Le cabinet d’intelligence économique et de conseil Oxford Business Group (OBG), vient de livrer son rapport annuel The Report: Tunisia 2019. Il y dresse un état des lieux détaillé de l’économie tunisienne, mettant en lumière les secteurs phares tels que le tourisme et l’industrie et revient sur les réformes structurelles mises en place par le gouvernement tunisien, telle que la Loi Transversale pour l’amélioration du climat des affaires adoptée au mois d’avril avec des entretiens où une pléiade de responsables tunisien expriment leurs points de vue respectifs sur les répercussions que cette loi devrait entrainer dans le pays.
Les auteurs du rapport ont, en exergue, souligné que « malgré les défis auxquels la Tunisie a dû faire face ces dernières années, tels que la hausse de l’inflation, l’augmentation de la dette extérieure et le recul des réserves de change, le pays a su maintenir une croissance positive ». Le PIB annuel, s’il n’a pas retrouvé son niveau d’avant la révolution de 2011, a tout de même affiché une croissance moyenne de 1,7% entre 2011 et 2017, atteignant 2,5% en 2018. Cette évolution à la hausse devrait se poursuivre en 2019, avec une croissance attendue de 3%.
La Startup Act et la création d’emploi
Le rapport annuel d’OBG sur la Tunisie consacre également une place de choix à la stratégie gouvernementale de développement de l’écosystème des start-up, qui repose en particulier sur le projet de loi adopté en 2018 relatif à la création et à la promotion des start-up, baptisé Startup Act. , et qui devrait favoriser l’entreprenariat ainsi que la création d’emploi.
Secteur clé de l’économie tunisienne, le tourisme connaît une solide reprise après des années d’instabilité.
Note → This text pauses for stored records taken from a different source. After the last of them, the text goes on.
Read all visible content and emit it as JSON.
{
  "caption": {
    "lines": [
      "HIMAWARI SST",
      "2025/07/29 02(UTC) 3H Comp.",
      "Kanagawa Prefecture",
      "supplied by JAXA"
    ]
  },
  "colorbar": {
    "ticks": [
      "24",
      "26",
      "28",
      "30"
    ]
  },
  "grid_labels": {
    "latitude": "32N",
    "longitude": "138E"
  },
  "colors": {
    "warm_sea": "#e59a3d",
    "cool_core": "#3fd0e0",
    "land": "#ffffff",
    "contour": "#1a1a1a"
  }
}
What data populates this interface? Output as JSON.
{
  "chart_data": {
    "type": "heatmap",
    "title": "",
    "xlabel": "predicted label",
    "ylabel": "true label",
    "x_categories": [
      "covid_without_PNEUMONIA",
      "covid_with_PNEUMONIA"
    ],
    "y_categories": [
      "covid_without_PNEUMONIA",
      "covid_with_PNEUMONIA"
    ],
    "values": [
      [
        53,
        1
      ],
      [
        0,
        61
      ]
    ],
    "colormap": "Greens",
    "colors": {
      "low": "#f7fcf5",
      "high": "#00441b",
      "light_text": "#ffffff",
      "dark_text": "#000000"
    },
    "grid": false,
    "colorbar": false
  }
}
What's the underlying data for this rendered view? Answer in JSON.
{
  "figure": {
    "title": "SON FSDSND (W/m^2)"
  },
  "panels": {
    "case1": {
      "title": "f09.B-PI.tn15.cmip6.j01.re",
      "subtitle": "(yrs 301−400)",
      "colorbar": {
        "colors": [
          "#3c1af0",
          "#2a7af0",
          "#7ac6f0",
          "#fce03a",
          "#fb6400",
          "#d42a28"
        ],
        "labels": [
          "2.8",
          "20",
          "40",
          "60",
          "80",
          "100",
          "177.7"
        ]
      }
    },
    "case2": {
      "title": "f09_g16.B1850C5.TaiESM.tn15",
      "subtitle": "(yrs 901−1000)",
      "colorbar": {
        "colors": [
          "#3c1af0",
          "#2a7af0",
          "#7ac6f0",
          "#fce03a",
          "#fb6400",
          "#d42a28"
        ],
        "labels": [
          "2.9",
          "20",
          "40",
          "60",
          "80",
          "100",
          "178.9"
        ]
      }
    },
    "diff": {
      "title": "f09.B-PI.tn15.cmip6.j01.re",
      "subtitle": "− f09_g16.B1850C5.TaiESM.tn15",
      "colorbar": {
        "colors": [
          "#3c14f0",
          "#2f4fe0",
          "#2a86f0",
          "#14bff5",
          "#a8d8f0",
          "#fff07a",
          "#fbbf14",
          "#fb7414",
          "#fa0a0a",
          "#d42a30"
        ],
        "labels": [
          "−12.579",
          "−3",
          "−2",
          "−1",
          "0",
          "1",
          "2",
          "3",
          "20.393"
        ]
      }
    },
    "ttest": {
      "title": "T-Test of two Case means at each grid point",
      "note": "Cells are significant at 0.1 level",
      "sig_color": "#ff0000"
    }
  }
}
La Tunisie a accueilli en 2018 plus de 8 millions de touristes, revenant ainsi aux niveaux prérévolutionnaires et générant 1,4 milliard de dollars de recettes. Le secteur, qui contribue au PIB à hauteur de 8% environ, devrait poursuivre sa croissance, s’appuyant notamment sur des marchés de niche tels que le tourisme médical.
La signature de pactes de compétitivité dans divers secteurs (textile, pharmaceutique, automobile, huile d’olive, oléicole) s’inscrit également au nombre des réformes engagées par le gouvernement tunisien pour booster le développement économique.
Aussi, le chapitre industrie de The Report: Tunisia 2019 propose une analyse du secteur textile, source importante d’emploi et de devises, ainsi qu’un aperçu du secteur électronique, vecteur d’attentes.
Jouissant d’une main d’œuvre qualifiée et d’une situation géographique favorable, la Tunisie dispose de nombreux atouts pour développer ce secteur qui ne manquera pas de profiter entre autres aux secteurs aéronautique et automobile.
L’essentielle réforme du secteur public
On retiendra surtout de ce rapport cette analyse économique où il est souligné que « sii la Tunisie reste un pays qui dispose d’un certain nombre d’atouts solides sur lesquels fonder son développement futur, les défis de ces dernières années ont ralenti la volonté des décideurs de planifier et d’exécuter de manière adéquate les réformes nécessaires pour rendre l’économie plus compétitive ».
Toutefois, ajoute le document, plusieurs mesures mises en œuvre par le gouvernement en 2018 et 2019 contribuent à ouvrir la voie aux entrepreneurs tunisiens, ce qui devrait contribuer à réduire l’informalité. Néanmoins, pour réussir à mettre en œuvre avec succès une nouvelle dynamique de croissance à moyen terme, la Tunisie devra établir un consensus clair sur les réformes économiques. Par exemple, la réforme du secteur public, bien qu’impopulaire dans l’environnement actuel, est toujours considérée comme essentielle pour renverser la situation budgétaire défavorable de la Tunisie, relève OBG.